Clinton made his comments during a national radio address to tout his crime bill, which is encountering tough sledding in Congress. He wants federal subsidies to put more cops on the street, to provide “boot camps” for first-time criminal offenders and to impose a five-day waiting period for handgun purchases. Republicans scoffed that the administration bill was weak. Meanwhile, Democrats joined the GOP in hazing Clinton’s drug czar, Lee P. Brown, when Brown couldn’t answer their questions about the administration’s new, treatment-oriented approach to drug abuse earlier in the week.

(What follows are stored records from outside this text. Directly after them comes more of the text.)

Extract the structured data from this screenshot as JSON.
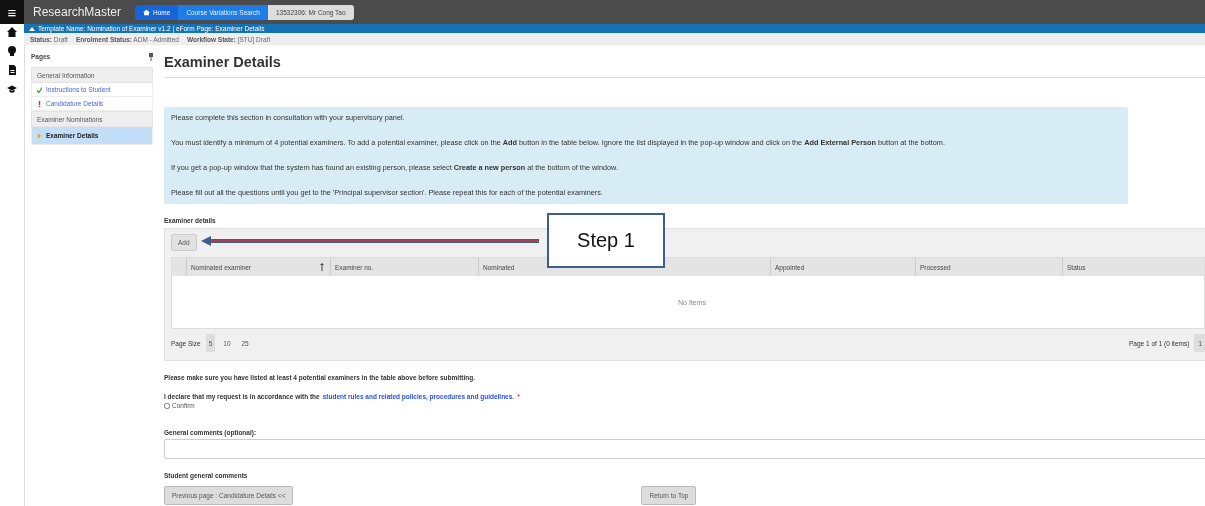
{
  "app": {
    "menu_icon": "≡",
    "title": "ResearchMaster"
  },
  "breadcrumbs": [
    {
      "label": "Home",
      "kind": "home"
    },
    {
      "label": "Course Variations Search",
      "kind": "link"
    },
    {
      "label": "13532306: Mr Cong Tao",
      "kind": "current"
    }
  ],
  "template_bar": {
    "text": "Template Name: Nomination of Examiner v1.2 | eForm Page: Examiner Details"
  },
  "status_bar": [
    {
      "label": "Status:",
      "value": "Draft"
    },
    {
      "label": "Enrolment Status:",
      "value": "ADM - Admitted"
    },
    {
      "label": "Workflow State:",
      "value": "[STU] Draft"
    }
  ],
  "sidebar": {
    "title": "Pages",
    "sections": [
      {
        "label": "General Information",
        "items": [
          {
            "label": "Instructions to Student",
            "kind": "complete",
            "selected": false
          },
          {
            "label": "Candidature Details",
            "kind": "error",
            "selected": false
          }
        ]
      },
      {
        "label": "Examiner Nominations",
        "items": [
          {
            "label": "Examiner Details",
            "kind": "current",
            "selected": true
          }
        ]
      }
    ]
  },
  "page": {
    "title": "Examiner Details",
    "info": [
      "Please complete this section in consultation with your supervisory panel.",
      "You must identify a minimum of 4 potential examiners. To add a potential examiner, please click on the **Add** button in the table below. Ignore the list displayed in the pop-up window and click on the **Add External Person** button at the bottom.",
      "If you get a pop-up window that the system has found an existing person, please select **Create a new person** at the bottom of the window.",
      "Please fill out all the questions until you get to the 'Principal supervisor section'. Please repeat this for each of the potential examiners."
    ],
    "table_label": "Examiner details",
    "add_button": "Add",
    "table": {
      "columns": [
        {
          "label": "Nominated examiner",
          "sorted": true
        },
        {
          "label": "Examiner no.",
          "sorted": false
        },
        {
          "label": "Nominated",
          "sorted": false
        },
        {
          "label": "Appointed",
          "sorted": false
        },
        {
          "label": "Processed",
          "sorted": false
        },
        {
          "label": "Status",
          "sorted": false
        }
      ],
      "empty_text": "No Items"
    },
    "pager": {
      "label": "Page Size",
      "sizes": [
        {
          "label": "5",
          "selected": true
        },
        {
          "label": "10",
          "selected": false
        },
        {
          "label": "25",
          "selected": false
        }
      ],
      "summary": "Page 1 of 1 (0 items)",
      "pages": [
        {
          "label": "1",
          "selected": true
        }
      ]
    },
    "warning": "Please make sure you have listed at least 4 potential examiners in the table above before submitting.",
    "declaration": {
      "text": "I declare that my request is in accordance with the",
      "link": "student rules and related policies, procedures and guidelines.",
      "required_mark": "*",
      "checkbox_label": "Confirm",
      "checked": false
    },
    "comments": {
      "label": "General comments (optional):"
    },
    "student_comments_label": "Student general comments",
    "buttons": [
      {
        "label": "Previous page : Candidature Details <<"
      },
      {
        "label": "Return to Top"
      }
    ]
  },
  "callout": {
    "text": "Step 1"
  }
}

Clinton and Brown need drive only a few blocks to discover the link between violent crime and drugs. With 378 homicides and even more shootings–many of them drug related–so far this year, Washington is once again in the running for the unwanted title of the nation’s murder capital. Kelly said the National Guard would supplement the city’s police force, and an aide said no one thought troops would patrol the streets with fixed bayonets. But the president was plainly hesitant. Asked about Kelly’s request, Clinton said he was “very sympathetic” to the mayor’s problems. On the other hand, Clinton said, using National Guardsmen for routine police work “is not a precedent that can be confined just to Washington, D.C., so there has to be a lot of questions that have to be thought through.” Translation: don’t hold your breath.

The symbolism of sending in the National Guard, as city councilman Harold Brazil complained, is powerfully ugly–an admission “that crime fighting in the district is a lost cause, and that America’s capital is no better than the unstable capital of some anarchist, Third World nation.” The sad part is, that impression isn’t entirely wrong.